Unlike F. Robert Rodman's lengthy and meticulous biography of Winnicott, Phillips simply tries to explicate the essence of Winnicott's delightfully idiosyncratic approach to psychoanalysis. Phillips' book is insightful, although less personal and psychologically compelling. A couple of quotes suggest the Winnicottian insights that Phillips values: "Where Freud and Klein had emphasized the role of disillusionment in human development, in which growing up was a process of mourning, for Winnicott there was a more primary sense in which development was a creative process of collaboration." Also, "Placing himself in the [psychoanalytic] tradition, Winnicott offers us a choice: sanity, a divided self, or the achievement of 'some measure of insanity'....[H]is measure of insanity is, I think, an inspiration."
As a clinical psychologist, I have chosen to use Winnicott as my intellectual mentor: I believe that the mother/child relationship as it takes place "before words" is the most fundamental of all human relationships. The concepts of holding, good enough mother can be used not only in the office but in life. Adam Phillips" WINNICOTT with its 152 pages gives the reader, professional or lay, an overview of Winnicott, the influence of his ideas, the criticisms, the biography behind the concepts, in a flowing language...as all of Phillips's books, this one is also a wonderful contribution to the understanding of psychoanalysis and the unique position of Donald Winnicott.

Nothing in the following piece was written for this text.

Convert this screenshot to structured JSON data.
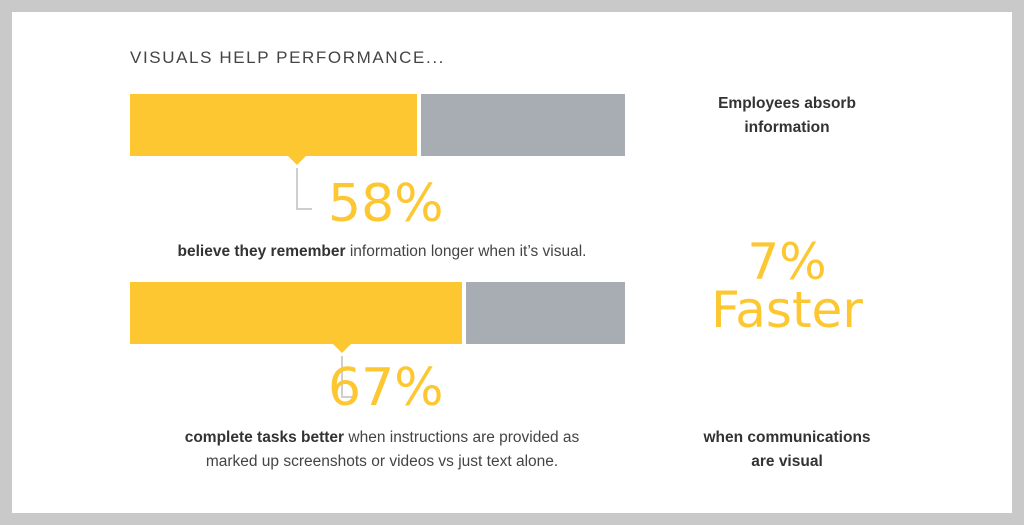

A basic overview of D. W. Winnicott's theories and major papers. However, I often feel like the author is not just explaining, but wrestling with Wonnicott, sometimes trying to resolve a paradox or contradiction where, frankly, I don't see one. The author also seems to be pretty invested in Freudian orthodoxy, and so his discussion of Winnicott's moves away from orthodoxy seem to be more judgmental than descriptive and fail to fully explain the implications of the moves. But overall, I do feel like I understand Winnicott more than I did, and I look forward to reading his writings armed with a frame of reference to help me understand.
Adam Phillips, a paragon of lucid prose about psychological topics for the lay reader, here writes a slim volume aimed more at professionals who want a thorough grounding in the evolution of Winnicott's ideas and their contrast with those of his colleagues, especially Melanie Klein and Freud.